Look at the design of Androids audio system:
https://docs.google.com/drawings/edit?id=18MqktlXHzA7O8sAXQt0vmg-czFHV ksx6qujQ_ZtWsSk&hl=en&authkey=CJGswKcN&pli=1
Anyone with a basic understanding of low-level audio programming will despair after seeing this code (it is open source): passing of data via binder and shared memory, thread locking with mutexes, huge fixed length audio buffers, … it is simply broken.
Someone even ported PulseAudio to Android and his result clearly show why we should blame Google…and only Google:
http://arunraghavan.net/2012/01/pulseaudio-vs-audioflinger-fight/
In short: PulseAudio has more than 150ms (!) less latency than AudioFlinger…this is a really, really huge difference!
I hope someday someone will do audio benchmarks for Android devices, print them out, tie them to a brick and throw it inside Googles office!

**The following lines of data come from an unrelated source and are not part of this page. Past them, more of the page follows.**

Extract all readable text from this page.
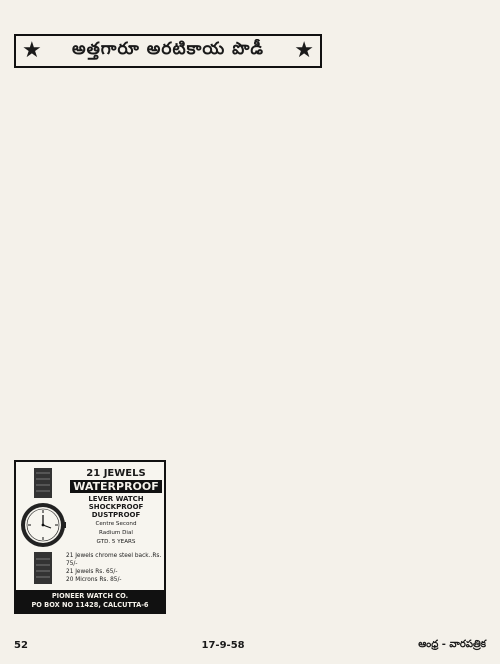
★ అత్తగారూ అరటికాయ పొడీ ★

21 JEWELS
WATERPROOF
LEVER WATCH
SHOCKPROOF
DUSTPROOF
Centre Second
Radium Dial
GTD. 5 YEARS
21 Jewels chrome steel back..Rs. 75/-
21 Jewels Rs. 65/-
20 Microns Rs. 85/-
PIONEER WATCH CO.
PO BOX NO 11428, CALCUTTA-6
52	17-9-58	ఆంధ్ర - వారపత్రిక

…only joking, but this issue makes me mad.
I’ve just completed some latency tests on mobile phones. It appears some must use the audio API for mobile calls as well as apps because the Samsung Galaxy S II adds 100ms of audio in each direction (200ms round trip time).
That means the round trip time for a call on Vodafone which is typically 500ms on a traditional mobile becomes 900ms with two Galaxy SIIs! (testing on Gingerbread and ICS).
Haven’t seen an update on this for a while, any new news?